Our blinded, randomized controlled trial study demonstrates that subjects who complain of exercise-triggered respiratory symptoms without excessive reflux symptoms improve symptomatically with acid suppression. Asthmatic subjects with underlying GER had an even higher response rate. Subjects with such exercise-related respiratory symptoms may be misdiagnosed as chronic asthmatics. Our data suggest acid reflux is a common finding in such subjects. Additionally, it appears that such exercise-related symptoms improve with the use of acid suppression. The results of this study suggest that such subjects may benefit from an empiric trial of acid suppression with PPI. Although, causality may only be hypothesized from this study.

Our results should be viewed as hypothesis-generating. Further studies are needed to determine whether this effect can be further corroborated by objective outcomes such as improvement in VO2max and/or exercise tolerance.
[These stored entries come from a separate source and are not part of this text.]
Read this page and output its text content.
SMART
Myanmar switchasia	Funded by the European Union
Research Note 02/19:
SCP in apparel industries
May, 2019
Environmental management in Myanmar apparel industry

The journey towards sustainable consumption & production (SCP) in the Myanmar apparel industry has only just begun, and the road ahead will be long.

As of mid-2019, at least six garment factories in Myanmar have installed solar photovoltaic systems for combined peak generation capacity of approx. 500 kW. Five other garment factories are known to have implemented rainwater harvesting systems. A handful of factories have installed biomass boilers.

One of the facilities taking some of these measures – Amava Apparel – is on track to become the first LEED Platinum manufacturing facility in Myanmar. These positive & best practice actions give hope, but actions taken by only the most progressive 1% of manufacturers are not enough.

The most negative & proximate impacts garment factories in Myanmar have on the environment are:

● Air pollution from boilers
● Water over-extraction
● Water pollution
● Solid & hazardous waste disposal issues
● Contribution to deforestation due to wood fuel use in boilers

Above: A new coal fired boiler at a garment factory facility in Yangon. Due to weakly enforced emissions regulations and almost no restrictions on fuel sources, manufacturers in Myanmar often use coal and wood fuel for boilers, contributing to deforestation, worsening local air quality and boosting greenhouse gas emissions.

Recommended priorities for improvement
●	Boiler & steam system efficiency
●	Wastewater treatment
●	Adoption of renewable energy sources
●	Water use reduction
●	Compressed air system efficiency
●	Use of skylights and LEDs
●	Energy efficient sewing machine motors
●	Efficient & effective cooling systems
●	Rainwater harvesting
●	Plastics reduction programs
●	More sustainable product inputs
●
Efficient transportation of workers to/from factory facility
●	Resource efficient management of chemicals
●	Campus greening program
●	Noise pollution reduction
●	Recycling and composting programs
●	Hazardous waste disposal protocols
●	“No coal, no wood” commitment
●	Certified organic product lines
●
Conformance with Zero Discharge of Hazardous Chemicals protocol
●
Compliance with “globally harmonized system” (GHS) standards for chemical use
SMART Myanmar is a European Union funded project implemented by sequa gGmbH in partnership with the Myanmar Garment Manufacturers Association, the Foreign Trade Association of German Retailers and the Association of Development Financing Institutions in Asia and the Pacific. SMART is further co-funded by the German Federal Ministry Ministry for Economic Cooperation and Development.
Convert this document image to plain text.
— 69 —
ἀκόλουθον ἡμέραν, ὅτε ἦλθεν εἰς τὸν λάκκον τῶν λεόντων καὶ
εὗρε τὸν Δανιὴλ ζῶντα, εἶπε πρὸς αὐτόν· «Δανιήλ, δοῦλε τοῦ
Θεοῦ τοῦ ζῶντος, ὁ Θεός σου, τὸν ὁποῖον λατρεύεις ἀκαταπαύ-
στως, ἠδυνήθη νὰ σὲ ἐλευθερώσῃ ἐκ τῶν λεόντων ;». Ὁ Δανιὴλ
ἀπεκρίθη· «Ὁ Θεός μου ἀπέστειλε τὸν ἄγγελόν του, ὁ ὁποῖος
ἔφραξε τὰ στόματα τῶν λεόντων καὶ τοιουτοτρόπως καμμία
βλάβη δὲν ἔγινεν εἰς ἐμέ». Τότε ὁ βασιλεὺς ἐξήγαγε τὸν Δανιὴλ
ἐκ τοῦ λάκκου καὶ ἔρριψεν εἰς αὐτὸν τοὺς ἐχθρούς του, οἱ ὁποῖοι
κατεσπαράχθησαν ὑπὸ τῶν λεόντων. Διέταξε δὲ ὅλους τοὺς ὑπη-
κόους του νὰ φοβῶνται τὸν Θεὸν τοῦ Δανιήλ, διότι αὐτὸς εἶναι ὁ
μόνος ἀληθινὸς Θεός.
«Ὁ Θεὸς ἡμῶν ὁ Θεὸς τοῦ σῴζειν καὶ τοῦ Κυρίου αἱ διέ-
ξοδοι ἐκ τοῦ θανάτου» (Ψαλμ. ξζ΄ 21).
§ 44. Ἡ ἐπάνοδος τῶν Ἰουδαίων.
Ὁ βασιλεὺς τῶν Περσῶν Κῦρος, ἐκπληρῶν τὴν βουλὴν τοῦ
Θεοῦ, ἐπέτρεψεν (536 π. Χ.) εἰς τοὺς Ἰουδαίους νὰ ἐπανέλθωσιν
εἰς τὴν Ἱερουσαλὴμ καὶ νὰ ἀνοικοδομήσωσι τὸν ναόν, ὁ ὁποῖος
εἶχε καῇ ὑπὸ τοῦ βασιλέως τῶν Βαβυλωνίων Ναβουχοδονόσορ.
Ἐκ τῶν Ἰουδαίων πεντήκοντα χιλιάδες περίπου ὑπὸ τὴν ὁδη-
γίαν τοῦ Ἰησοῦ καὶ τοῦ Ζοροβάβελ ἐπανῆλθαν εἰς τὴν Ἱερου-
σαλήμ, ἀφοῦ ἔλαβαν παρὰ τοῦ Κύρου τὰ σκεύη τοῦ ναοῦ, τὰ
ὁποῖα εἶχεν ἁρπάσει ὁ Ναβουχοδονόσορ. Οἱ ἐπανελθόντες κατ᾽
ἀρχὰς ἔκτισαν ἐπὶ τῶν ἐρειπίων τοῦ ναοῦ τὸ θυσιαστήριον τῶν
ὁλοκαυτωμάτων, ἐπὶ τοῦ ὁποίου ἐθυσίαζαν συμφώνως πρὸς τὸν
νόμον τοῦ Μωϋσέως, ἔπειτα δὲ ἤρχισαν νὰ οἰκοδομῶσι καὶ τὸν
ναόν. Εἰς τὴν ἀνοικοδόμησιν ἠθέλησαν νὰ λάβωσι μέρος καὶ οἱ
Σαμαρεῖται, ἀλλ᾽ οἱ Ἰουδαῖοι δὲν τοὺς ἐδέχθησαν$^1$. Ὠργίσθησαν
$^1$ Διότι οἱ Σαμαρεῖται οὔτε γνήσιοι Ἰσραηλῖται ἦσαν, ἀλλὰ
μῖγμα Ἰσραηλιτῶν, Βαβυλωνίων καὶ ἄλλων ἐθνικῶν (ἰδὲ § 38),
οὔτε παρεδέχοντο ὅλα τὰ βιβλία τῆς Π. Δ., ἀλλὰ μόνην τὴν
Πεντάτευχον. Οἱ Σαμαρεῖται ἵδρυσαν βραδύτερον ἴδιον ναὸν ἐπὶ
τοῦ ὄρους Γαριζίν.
Additionally, further studies evaluating both subjects with symptomatic GER (we tested those with very few symptoms) and studies evaluating the efficacy of “on-demand” therapy will be useful.

Study Highlights

What is current knowledge?

  • Gastroesophageal reflux occurs during exercise in people with and without GERD.

  • Triggered respiratory symptoms are common among active young adults.

  • The mechanism may be respiratory airway hyper-reactivity caused by acid reflux.

  • The relationship between reflux events and respiratory symptoms during exercise is unclear, and it is unknown if treatment of acid reflux improves symptoms during exercise.

What is new here?

  • The prevalence of abnormal 24-h pH studies is elevated in people with exercise-related respiratory symptoms.

  • Both asthmatic and non-asthmatics experience symptomatic improvement during exercise with acid suppression.

  • This symptomatic improvement with acid suppression is not paralleled by improvement in spirometry.